Example 5. In a dataset, the value 80 appears 3 times in variable X and the value 65 appears 2 times in variable Y. Calculate the correction factors.

Answer:

For variable X, value 80 is repeated 3 times ($m=3$).

$ C.F._x = \frac{3(3^2 - 1)}{12} = \frac{3(8)}{12} = 2 $.

For variable Y, value 65 is repeated 2 times ($m=2$).

$ C.F._y = \frac{2(2^2 - 1)}{12} = \frac{2(3)}{12} = 0.5 $.

The total correction factor to be added to $\sum D^2$ is $ \sum C.F. = 2 + 0.5 = 2.5 $.

Conclusion

Correlation analysis is a powerful statistical technique that provides a numerical measure of the degree of association between two variables. It helps us understand complex real-world phenomena where variables influence each other.

Techniques like scatter diagrams offer a quick visual insight, while Karl Pearson's coefficient provides a precise measure for linear relationships in quantitative data. Spearman's rank correlation offers a robust alternative for qualitative data or data with outliers. The choice of method depends on the nature of the data and the research question.

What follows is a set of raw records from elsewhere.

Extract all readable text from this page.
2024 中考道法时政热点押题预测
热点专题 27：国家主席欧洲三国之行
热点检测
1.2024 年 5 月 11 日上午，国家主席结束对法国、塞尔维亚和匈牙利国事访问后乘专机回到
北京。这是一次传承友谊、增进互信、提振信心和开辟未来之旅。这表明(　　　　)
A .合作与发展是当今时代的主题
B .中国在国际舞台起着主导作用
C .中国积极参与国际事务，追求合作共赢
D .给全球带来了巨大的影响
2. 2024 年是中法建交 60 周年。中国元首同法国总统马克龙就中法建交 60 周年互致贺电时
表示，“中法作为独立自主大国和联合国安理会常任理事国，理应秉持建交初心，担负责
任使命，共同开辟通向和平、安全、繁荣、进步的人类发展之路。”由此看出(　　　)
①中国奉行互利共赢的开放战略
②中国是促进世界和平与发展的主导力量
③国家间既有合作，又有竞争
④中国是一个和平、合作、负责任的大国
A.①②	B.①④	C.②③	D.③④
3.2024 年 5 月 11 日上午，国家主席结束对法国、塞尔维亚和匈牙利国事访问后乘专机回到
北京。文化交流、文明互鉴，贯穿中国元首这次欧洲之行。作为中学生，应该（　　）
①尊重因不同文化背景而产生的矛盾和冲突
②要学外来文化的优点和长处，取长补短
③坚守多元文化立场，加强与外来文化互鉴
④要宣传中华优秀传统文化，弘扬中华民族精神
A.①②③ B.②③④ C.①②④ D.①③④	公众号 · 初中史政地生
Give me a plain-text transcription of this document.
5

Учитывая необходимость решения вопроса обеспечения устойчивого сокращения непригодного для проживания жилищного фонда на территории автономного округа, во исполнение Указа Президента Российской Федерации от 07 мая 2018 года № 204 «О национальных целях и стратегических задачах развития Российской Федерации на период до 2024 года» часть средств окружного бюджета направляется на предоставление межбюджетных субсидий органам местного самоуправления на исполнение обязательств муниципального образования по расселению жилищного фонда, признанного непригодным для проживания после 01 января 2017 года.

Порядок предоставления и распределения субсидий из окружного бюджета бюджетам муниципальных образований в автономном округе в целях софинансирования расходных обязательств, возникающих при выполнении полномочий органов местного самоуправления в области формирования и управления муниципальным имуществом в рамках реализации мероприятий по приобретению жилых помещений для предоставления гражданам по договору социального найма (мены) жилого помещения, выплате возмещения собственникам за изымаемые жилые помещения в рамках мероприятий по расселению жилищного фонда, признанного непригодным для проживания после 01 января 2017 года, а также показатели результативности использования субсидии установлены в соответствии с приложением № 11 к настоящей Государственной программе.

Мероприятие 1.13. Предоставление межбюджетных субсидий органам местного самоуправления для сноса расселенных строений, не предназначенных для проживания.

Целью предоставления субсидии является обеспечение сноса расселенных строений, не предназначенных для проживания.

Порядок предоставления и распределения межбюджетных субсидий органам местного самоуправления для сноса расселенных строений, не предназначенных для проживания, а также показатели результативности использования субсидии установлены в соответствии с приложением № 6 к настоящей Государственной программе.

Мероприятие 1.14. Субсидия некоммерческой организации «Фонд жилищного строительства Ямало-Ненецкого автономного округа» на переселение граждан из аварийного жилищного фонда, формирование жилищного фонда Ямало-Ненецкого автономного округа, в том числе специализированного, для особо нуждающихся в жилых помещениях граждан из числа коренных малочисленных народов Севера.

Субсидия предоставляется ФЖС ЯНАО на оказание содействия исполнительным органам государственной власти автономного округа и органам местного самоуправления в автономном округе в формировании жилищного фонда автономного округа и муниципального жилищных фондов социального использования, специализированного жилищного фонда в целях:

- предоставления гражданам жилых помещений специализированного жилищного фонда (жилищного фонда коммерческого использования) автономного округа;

It is crucial to remember the most important caveat of this analysis: correlation does not imply causation. Just because two variables are highly correlated does not mean that one causes the other. There could be a third, unobserved variable influencing both. Despite this limitation, correlation is an indispensable tool for exploratory data analysis and serves as a fundamental building block for more advanced techniques like regression.